= Pacesetters =

Energy harvesting plan

Pacesetters was a proposed energy-harvesting scheme created by Facility Architects, a London-based design firm. Its announced aim was to harness the vibrations generated by activities within a city and generate electricity for lighting purposes. The electronics company Philips and Hull University also took part in the project.

== History ==

DARPA (Defense Advanced Research Projects Agency) of the United States pioneered research into the field of energy harvesting from vibrations, wanting to reduce the use of heavy rechargeable batteries that power communication devices carried by soldiers into battlefields. Most of the research was spent in development of "heel-strike" generators, powered by the pumping motion of a footstep, which would be embedded within a heel of an army boot.
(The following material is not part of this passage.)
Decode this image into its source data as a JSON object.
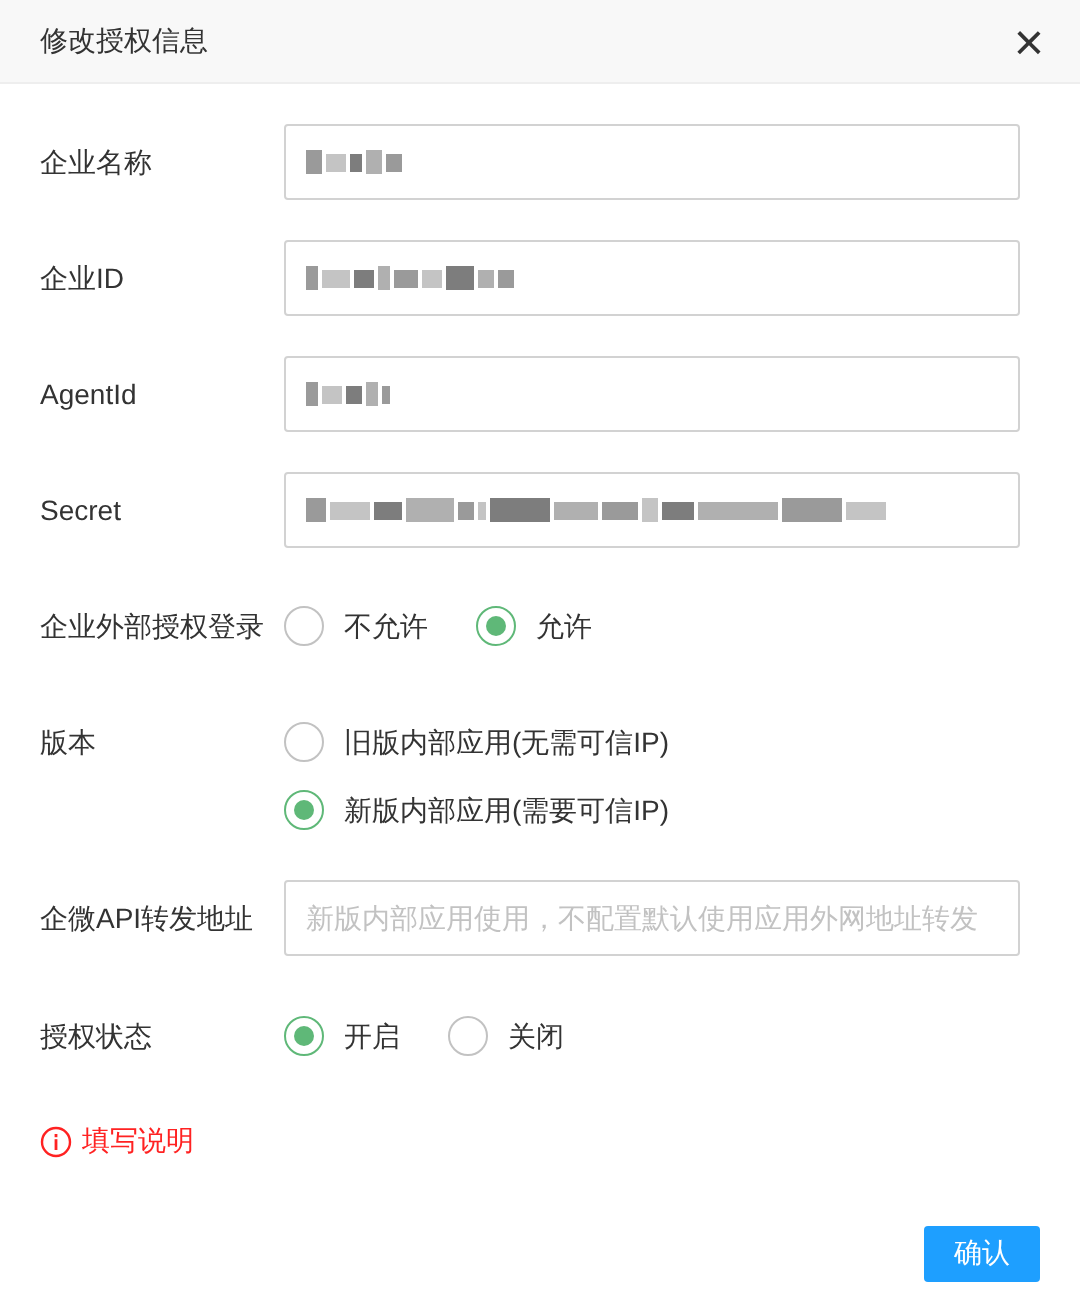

They succeeded in achieving upwards of 3 - 6 watts of power output.

== Design ==

There were two design prototypes considered. The first was a staircase that would contain either hydraulic or piezoelectric mechanisms within the steps to absorb the kinetic energy from stairclimbers' footfalls and convert it into electricity. This method was believed to more efficient as more energy is expended by the commuters to ascend a staircase.

The second design was a wireless system of lighting that would use tiny generators with components designed to resonate at the same frequency of surrounding vibrations. The resonance would then either move a tiny magnet relative to a coil of wire looped around it or apply pressure to a crystal inside the generator to create current. Light-emitting diodes or LEDs connected to such vibration harvesters could be used to illuminate areas where constant heavy vibration is present, such as train or metro stations, airports or highways. This system would have enabled lighting without any cables or wires connected to the power grid.